Tesla stock (NASDAQ: TSLA) has landed an elusive “must own” status from Wall Street firm Melius, according to a new note released early this week.

Analyst Rob Wertheimer said Tesla will lead the charge in world-changing tech, given the company’s focus on self-driving, autonomy, and Robotaxi. In a note to investors, Wertheimer said “the world is about to change, dramatically,” because of the advent of self-driving cars.

He looks at the industry and sees many potential players, but the firm says there will only be one true winner:

“Our point is not that Tesla is at risk, it’s that everybody else is.”

The major argument is that autonomy is nearing a tipping point where years of chipping away at the software and data needed to develop a sound, safe, and effective form of autonomous driving technology turn into an avalanche of progress.

Wertheimer believes autonomy is a $7 trillion sector,” and in the coming years, investors will see “hundreds of billions in value shift to Tesla.”

A lot of the major growth has to do with the all-too-common “butts in seats” strategy, as Wertheimer believes that only a fraction of people in the United States have ridden in a self-driving car. In Tesla’s regard, only “tens of thousands” have tried Tesla’s latest Full Self-Driving (Supervised) version, which is v14.

Tesla Full Self-Driving v14.2 – Full Review, the Good and the Bad

When it reaches a widespread rollout and more people are able to experience Tesla Full Self-Driving v14, he believes “it will shock most people.”

Citing things like Tesla’s massive data pool from its vehicles, as well as its shift to end-to-end neural nets in 2021 and 2022, as well as the upcoming AI5 chip, which will be put into a handful of vehicles next year, but will reach a wider rollout in 2027, Melius believes many investors are not aware of the pace of advancement in self-driving.

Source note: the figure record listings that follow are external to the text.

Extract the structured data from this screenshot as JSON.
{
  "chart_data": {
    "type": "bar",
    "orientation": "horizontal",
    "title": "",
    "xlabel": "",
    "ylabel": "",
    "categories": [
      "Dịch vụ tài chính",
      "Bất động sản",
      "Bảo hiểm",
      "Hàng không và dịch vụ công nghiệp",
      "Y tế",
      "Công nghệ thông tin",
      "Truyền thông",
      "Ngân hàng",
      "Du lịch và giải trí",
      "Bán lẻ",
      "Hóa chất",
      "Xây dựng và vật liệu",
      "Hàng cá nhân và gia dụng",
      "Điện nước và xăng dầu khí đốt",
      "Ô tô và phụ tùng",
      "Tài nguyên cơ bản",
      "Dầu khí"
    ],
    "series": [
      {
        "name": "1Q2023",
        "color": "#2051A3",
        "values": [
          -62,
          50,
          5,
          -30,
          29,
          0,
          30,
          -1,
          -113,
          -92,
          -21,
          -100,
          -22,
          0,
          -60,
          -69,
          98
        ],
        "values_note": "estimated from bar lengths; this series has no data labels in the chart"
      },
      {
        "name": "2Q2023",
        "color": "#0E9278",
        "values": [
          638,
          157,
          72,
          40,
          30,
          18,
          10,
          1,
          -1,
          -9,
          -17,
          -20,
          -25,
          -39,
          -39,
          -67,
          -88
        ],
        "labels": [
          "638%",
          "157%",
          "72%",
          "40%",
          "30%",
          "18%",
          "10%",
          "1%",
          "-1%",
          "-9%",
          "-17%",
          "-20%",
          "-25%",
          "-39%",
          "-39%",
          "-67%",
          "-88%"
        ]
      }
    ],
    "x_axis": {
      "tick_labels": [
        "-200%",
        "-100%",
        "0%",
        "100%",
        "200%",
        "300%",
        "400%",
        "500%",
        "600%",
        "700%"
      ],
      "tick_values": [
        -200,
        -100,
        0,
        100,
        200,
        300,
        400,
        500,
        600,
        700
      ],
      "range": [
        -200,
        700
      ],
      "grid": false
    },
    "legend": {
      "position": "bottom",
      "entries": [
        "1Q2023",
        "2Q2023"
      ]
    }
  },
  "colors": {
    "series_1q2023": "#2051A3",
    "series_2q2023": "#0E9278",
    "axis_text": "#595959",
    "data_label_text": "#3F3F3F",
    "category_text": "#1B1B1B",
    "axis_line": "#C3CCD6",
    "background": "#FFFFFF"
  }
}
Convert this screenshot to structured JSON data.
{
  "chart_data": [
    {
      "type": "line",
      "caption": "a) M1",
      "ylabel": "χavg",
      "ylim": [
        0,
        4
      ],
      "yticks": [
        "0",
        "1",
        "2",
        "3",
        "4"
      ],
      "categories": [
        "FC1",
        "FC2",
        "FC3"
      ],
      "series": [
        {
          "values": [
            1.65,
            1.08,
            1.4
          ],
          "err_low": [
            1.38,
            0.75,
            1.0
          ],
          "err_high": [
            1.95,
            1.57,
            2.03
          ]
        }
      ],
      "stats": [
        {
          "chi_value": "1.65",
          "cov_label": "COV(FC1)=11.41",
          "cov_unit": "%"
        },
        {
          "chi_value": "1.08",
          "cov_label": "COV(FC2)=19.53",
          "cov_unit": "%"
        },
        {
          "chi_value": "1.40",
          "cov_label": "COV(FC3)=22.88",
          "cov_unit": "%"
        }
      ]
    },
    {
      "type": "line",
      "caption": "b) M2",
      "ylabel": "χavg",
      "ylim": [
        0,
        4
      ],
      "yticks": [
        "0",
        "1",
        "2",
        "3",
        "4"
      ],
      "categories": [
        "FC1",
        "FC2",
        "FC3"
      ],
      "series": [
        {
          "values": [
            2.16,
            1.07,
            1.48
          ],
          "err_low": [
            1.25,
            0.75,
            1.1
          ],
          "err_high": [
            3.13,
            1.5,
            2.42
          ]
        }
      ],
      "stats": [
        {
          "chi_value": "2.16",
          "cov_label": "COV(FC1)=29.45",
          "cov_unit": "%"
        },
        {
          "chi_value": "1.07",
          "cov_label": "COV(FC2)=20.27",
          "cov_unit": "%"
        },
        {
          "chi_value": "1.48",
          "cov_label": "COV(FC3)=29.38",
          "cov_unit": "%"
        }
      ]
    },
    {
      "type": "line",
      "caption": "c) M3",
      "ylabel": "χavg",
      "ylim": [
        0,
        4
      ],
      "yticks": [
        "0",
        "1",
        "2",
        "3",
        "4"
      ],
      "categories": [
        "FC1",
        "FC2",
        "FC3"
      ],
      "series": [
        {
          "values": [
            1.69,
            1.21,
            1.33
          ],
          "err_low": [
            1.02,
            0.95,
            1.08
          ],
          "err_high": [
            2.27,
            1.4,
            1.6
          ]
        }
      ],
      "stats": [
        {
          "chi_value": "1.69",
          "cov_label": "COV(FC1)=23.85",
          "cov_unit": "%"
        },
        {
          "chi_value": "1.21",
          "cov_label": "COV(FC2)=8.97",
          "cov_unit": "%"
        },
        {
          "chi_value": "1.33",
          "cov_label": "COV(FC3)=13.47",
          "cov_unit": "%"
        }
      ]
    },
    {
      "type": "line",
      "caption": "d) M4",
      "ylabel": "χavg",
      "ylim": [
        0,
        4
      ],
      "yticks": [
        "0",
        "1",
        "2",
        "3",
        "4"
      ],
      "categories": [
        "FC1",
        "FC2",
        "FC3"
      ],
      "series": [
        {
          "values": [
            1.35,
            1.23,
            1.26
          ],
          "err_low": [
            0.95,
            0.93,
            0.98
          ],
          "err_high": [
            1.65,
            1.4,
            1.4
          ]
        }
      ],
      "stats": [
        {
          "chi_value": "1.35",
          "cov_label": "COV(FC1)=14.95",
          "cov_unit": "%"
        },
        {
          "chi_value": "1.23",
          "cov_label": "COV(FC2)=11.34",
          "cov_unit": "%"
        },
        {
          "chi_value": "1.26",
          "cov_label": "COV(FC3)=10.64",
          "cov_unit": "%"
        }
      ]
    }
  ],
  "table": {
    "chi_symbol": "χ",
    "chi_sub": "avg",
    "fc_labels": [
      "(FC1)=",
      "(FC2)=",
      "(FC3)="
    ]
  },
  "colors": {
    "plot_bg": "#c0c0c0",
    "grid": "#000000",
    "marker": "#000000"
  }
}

Tesla’s lead in its self-driving efforts is expanding, Wertheimer says. The company is making strategic choices on everything from hardware to software, manufacturing, and overall vehicle design. He says Tesla has left legacy automakers struggling to keep pace as they still rely on outdated architectures and fragmented supplier systems.

Tesla shares are up over 6 percent at 10:40 a.m. on the East Coast, trading at around $416.